Second, SSL_CTX_set_default_verify_paths(conn->ssl.ctx) isn't being
called.  There are no default paths, so many apps couldn't find them
anyway.

Third, even if the callback returns "not ok", the SSL_connect function
returns and the SSL_get_error doesn't say anything about cert errors.
The default callback seems to check things, but doesn't report
anything and doesn't prevent the connection.  As far as I can tell,
the only way to pass the information from the callback to the main
routine is via a global variable and you have to use that to exit
after the call to SSL_connect.

I don't know what the historic reasons for doing things a particular
way, but I would suggest the following (in order of importance):

1. Install the certs by default, or if there are nontechnical reasons
not to, add something prominent to the readmes and make process so
that the certs directory will be populated by the users or the
distributor creators.

1a. Add the rehash function to the tools/apps that are installed.

1b. Create an "add-on" archive for just the certs directory or
certs.pem file so no rebuilds would be necessary.

Without 1, even if everything is fixed on the app level, it would just
render the application unusable in most cases.  This might be the
reason most applications don't bother to check security - they can't.

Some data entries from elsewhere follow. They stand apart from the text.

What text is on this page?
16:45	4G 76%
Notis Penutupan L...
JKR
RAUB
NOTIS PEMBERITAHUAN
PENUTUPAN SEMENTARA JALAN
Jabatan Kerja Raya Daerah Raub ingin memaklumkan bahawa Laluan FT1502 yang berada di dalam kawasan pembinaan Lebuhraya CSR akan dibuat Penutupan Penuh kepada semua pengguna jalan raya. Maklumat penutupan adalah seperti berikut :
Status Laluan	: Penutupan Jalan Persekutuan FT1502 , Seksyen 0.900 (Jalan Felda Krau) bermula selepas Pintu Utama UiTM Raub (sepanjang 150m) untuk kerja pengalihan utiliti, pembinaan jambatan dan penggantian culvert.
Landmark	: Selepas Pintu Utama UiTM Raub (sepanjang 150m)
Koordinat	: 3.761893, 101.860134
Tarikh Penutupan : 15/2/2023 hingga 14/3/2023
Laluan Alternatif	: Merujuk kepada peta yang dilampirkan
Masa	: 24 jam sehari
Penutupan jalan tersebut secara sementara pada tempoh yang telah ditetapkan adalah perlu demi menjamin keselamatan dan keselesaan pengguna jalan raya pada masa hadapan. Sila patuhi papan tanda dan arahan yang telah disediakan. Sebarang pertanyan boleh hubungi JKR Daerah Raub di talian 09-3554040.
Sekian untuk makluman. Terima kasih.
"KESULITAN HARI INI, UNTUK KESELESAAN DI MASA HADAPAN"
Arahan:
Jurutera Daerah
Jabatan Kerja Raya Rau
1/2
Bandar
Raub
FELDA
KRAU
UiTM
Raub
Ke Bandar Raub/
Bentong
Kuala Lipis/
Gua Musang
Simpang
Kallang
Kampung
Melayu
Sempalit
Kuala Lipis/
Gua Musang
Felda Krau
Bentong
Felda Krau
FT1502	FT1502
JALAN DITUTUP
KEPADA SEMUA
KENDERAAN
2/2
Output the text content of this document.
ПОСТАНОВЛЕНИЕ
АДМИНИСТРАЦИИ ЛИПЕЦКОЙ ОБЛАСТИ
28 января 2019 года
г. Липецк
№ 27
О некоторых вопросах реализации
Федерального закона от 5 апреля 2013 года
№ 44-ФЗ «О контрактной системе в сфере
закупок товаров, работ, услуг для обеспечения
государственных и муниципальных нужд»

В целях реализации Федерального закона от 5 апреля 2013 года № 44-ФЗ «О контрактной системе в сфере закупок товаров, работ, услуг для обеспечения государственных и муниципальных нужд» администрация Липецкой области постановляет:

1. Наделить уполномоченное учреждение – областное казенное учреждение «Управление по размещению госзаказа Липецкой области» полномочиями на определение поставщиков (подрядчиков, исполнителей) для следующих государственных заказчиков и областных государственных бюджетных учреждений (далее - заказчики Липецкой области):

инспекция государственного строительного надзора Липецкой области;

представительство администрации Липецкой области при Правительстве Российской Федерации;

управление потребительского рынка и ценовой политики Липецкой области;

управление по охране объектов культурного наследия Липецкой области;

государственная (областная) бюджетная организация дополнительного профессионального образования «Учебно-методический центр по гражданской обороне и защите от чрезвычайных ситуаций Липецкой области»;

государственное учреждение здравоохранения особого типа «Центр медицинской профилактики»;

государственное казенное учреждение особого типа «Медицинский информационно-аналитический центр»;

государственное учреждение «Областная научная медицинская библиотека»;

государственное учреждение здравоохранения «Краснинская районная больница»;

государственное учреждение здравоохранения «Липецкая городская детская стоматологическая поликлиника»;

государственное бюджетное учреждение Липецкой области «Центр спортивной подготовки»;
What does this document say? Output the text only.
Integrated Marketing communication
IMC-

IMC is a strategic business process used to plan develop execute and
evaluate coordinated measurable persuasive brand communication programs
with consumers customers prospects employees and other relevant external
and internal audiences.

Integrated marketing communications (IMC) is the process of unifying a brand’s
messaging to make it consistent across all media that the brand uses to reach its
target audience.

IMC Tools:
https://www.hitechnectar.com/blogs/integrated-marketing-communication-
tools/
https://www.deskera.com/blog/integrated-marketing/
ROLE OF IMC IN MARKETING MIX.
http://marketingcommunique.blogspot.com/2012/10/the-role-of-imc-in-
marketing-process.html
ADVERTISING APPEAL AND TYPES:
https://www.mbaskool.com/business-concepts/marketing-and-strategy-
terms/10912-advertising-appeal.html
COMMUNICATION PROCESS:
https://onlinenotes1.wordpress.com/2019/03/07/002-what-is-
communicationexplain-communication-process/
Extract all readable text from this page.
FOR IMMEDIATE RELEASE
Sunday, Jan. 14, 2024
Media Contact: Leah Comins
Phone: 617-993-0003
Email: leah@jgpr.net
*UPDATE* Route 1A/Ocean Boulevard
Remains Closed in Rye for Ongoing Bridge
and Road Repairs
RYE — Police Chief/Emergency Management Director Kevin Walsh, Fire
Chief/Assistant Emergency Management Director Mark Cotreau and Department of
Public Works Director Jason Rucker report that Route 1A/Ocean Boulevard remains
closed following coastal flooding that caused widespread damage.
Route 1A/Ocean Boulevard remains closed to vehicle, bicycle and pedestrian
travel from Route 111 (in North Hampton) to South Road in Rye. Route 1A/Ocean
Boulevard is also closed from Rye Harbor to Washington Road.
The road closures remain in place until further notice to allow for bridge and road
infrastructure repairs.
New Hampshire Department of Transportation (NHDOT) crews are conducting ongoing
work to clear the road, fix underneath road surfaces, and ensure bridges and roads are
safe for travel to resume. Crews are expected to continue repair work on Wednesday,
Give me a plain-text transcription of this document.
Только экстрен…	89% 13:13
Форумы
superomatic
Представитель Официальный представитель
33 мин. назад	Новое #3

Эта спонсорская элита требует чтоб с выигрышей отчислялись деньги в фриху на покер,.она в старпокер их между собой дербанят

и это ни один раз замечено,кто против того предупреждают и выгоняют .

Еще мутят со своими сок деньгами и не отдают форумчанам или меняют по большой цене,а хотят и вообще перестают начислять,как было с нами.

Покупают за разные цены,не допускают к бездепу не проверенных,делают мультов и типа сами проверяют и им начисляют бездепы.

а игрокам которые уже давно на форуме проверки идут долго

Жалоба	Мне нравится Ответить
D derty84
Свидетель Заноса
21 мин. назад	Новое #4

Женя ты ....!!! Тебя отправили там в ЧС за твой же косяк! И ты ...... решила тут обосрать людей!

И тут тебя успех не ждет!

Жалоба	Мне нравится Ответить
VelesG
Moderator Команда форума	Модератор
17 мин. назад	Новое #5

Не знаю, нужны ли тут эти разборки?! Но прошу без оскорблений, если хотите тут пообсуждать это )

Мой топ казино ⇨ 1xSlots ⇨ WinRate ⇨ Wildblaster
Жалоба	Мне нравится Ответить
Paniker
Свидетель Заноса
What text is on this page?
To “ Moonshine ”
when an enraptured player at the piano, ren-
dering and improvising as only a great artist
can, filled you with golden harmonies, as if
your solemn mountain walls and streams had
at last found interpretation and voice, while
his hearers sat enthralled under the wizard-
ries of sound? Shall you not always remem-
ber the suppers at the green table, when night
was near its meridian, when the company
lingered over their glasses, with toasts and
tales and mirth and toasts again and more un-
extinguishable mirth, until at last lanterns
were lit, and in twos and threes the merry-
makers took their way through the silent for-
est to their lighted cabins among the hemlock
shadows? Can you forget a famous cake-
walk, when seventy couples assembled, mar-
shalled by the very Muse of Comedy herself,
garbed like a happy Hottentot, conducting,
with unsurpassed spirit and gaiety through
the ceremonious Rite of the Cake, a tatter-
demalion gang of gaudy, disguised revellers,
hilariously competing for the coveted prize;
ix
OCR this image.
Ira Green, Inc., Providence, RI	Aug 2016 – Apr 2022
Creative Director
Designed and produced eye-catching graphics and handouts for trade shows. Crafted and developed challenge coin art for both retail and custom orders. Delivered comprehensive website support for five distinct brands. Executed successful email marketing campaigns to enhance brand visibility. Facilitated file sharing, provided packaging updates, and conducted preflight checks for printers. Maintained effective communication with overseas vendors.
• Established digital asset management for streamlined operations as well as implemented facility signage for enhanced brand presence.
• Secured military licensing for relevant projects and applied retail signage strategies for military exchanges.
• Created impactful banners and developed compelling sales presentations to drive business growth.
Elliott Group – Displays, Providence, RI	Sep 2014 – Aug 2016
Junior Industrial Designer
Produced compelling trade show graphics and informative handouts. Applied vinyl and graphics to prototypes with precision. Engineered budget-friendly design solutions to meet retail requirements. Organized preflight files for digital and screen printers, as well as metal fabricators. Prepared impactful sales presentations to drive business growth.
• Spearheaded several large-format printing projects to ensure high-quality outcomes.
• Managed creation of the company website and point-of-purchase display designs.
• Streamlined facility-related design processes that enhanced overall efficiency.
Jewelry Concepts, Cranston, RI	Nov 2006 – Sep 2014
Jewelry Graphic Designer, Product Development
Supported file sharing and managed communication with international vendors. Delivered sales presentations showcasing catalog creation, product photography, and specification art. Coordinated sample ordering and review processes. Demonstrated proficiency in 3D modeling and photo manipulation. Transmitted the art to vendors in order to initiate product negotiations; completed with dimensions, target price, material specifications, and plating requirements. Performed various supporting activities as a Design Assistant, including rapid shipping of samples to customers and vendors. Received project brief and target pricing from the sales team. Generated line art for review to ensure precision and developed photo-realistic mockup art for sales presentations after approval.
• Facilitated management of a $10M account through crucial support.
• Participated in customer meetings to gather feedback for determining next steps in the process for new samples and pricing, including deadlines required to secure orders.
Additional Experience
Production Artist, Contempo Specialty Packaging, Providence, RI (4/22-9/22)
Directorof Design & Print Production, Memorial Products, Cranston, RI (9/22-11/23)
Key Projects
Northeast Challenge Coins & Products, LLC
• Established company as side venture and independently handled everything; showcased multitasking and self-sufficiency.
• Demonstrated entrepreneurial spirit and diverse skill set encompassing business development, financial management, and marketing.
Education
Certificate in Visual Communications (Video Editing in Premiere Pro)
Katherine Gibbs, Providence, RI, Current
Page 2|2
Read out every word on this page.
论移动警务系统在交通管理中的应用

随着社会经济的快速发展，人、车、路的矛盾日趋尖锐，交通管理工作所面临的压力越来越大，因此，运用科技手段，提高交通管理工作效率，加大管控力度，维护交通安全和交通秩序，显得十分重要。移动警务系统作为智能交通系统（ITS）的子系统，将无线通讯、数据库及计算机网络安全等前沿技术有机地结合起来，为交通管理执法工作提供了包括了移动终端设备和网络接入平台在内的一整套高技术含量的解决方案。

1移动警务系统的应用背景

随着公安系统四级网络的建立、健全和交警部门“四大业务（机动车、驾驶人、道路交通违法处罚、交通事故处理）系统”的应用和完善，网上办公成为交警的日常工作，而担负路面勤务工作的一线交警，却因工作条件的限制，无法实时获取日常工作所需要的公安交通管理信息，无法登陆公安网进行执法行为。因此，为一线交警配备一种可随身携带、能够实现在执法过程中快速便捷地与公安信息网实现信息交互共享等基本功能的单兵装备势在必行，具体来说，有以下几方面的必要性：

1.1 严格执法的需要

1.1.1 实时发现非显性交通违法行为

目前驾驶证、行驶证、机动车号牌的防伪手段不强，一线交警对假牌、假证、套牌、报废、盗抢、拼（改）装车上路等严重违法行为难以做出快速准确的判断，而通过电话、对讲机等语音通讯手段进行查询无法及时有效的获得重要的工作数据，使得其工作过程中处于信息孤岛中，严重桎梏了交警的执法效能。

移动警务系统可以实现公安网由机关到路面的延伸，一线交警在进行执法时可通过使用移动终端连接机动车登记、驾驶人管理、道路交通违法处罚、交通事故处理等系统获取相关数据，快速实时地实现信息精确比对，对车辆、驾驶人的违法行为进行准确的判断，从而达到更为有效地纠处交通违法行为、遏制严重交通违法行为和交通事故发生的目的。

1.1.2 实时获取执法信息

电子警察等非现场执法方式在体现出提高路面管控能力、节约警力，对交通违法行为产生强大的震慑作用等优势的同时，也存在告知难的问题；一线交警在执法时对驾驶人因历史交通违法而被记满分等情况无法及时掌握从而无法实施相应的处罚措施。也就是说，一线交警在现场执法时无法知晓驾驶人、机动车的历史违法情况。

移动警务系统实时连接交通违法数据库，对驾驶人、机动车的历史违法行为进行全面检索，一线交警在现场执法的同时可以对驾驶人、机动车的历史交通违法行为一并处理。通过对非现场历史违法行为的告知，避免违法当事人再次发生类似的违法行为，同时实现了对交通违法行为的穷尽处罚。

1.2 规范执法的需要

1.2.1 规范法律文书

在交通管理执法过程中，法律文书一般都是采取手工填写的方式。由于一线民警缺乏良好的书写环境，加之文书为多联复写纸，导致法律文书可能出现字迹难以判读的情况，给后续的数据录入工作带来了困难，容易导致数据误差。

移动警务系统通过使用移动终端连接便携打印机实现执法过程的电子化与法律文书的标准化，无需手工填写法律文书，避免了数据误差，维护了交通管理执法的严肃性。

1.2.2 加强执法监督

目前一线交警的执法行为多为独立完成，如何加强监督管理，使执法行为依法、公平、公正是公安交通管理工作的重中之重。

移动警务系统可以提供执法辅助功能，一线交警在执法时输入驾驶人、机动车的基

2. Have SSL_connect FAIL UNLESS a non-default verify callback forces
ok to be true.  Have the default verify callback check the cert chain
properly.

Here, the idea is that with anything to do with security, the best
thing to do is to fail unless explicitly told not to.  Either it can
be done once here, or every app using it for browsing will need
fixing.

3. (this would be optional, but it would break more things if not
done) Make the default paths load upon context creation, have the user
set these to NULL if that is what is wanted.

With these three things, the existing programs would work and be
secure by default.

I would be open to any better way of fixing all the apps currently
using OpenSSL to access secure web sites without being secure.

I also may be wrong on some of the above.  I basically implemented the
dnsspoof version and worked to fix the sources for lynx and curl and
found that I needed to do things beyond fixing the source.